American International Group is to replace Martin Sullivan, its embattled chief executive, with Bob Willumstad, the veteran banker who is the insurer’s chairman, in an effort to end one of the worst crises in the company’s 89-year history.
People familiar with the situation said that an emergency board meeting had decided to end Mr Sullivan’s three-year tenure at the helm of AIG, which has been rocked by credit-related losses and regulatory probes.
They added that Mr Willumstad, who missed out on the top job at Citigroup in 2003, would take over the chief executive job on a permanent basis. Stephen Bollenbach, a former chief executive of Hilton Hotels, will become lead director.
Last night Mr Willumstad, who will retain the title of chairman, told the Financial Times: “The current challenge for the company is to get through this credit crisis and to make sure that the balance sheet is strong.”
Mr Sullivan, 53, who joined AIG as an insurance clerk aged 17, is likely to leave with a severance package of more than $35m, according to his contract.
AIG declined to comment.
Mr Sullivan becomes the latest high-profile casualty of the credit crisis, which has already claimed the jobs of Chuck Prince, Citigroup’s chairman and chief executive, and Stan O’Neal, his opposite number at Merrill Lynch.

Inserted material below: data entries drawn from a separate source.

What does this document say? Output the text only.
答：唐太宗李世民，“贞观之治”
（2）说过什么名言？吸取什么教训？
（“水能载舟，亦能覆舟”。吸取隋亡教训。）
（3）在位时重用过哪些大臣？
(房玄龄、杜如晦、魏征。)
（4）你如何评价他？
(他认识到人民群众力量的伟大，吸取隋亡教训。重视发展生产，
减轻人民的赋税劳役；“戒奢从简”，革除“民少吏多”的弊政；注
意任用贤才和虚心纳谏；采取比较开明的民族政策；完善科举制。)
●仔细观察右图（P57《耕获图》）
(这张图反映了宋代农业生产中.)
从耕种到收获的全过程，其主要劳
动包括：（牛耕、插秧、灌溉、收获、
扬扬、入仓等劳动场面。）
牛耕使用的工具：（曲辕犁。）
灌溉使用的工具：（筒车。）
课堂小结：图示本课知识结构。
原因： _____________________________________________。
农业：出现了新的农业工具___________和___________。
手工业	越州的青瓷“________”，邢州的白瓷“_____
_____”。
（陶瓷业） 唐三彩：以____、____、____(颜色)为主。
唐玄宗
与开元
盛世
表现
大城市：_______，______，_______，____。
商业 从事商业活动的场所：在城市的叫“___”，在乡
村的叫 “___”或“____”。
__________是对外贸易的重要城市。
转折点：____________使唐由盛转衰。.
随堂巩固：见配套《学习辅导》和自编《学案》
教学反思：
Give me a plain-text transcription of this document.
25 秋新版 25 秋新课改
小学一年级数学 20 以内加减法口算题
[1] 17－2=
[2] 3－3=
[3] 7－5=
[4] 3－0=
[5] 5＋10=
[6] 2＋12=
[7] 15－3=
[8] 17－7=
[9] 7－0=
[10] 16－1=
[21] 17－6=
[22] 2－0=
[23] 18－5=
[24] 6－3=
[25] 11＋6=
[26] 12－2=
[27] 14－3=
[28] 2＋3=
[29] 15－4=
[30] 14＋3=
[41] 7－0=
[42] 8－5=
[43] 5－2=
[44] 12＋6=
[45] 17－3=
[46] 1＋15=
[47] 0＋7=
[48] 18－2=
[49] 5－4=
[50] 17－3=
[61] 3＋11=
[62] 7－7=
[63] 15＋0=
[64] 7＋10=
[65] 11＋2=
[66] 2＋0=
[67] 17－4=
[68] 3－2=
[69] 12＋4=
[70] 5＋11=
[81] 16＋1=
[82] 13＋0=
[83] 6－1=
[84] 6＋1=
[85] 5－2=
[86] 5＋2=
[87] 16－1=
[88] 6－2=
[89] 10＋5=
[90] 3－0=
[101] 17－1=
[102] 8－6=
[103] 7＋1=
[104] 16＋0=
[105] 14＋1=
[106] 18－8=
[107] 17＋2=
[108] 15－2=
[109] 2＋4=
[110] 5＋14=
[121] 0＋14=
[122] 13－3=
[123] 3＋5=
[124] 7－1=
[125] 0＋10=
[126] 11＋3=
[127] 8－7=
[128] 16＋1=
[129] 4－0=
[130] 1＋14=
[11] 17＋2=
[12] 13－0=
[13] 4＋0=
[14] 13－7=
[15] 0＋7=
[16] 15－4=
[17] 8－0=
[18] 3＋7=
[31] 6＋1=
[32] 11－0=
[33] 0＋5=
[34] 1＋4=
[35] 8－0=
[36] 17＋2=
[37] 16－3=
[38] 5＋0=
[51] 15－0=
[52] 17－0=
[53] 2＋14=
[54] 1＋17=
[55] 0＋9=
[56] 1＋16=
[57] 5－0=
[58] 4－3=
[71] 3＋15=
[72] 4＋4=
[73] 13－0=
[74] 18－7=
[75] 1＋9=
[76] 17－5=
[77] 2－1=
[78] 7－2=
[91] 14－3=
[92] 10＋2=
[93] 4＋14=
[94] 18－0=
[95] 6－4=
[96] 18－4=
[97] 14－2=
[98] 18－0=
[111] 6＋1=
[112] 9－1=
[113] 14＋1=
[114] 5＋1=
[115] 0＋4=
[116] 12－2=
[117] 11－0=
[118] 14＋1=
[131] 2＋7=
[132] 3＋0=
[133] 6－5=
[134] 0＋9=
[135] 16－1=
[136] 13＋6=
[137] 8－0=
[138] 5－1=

People familiar with the board’s thinking said that Mr Sullivan’s position at the company had become untenable amid huge mortgage-related losses and growing shareholder discontent. The board of AIG, which has recorded more than $30bn in credit-related writedowns and losses, backed Mr Sullivan throughout the company’s mortgage-related turbulence. Last month, Mr Willumstad said Mr Sullivan was the “right guy” to dig AIG out of its crisis.
But talks between AIG’s directors intensified late last week after three other large shareholders again criticised top management and called for change.
The shareholders – former AIG director Eli Broad, Legg Mason fund manager Bill Miller and fund manager Shelby Davis – called last week for the formation of a search committee to identify a fresh management team and hire a chief executive.
Together, the three shareholders control about 4 per cent of its outstanding shares.
Mr Sullivan’s departure is a victory for Hank Greenberg, the former AIG chairman and chief executive who has waged a bitter battle against the company since leaving in 2005.
Mr Greenberg, AIG’s single largest shareholder, has repeatedly attacked Mr Sullivan, his one-time protegé, and other members of management, saying that AIG is in a serious financial crisis and lacks a clear strategy.
Mr Willumstad is widely respected on Wall Street but his area of expertise has been banking rather than insurance. He will have to stem a decline in AIG shares, which have lost more than 50 per cent in a year.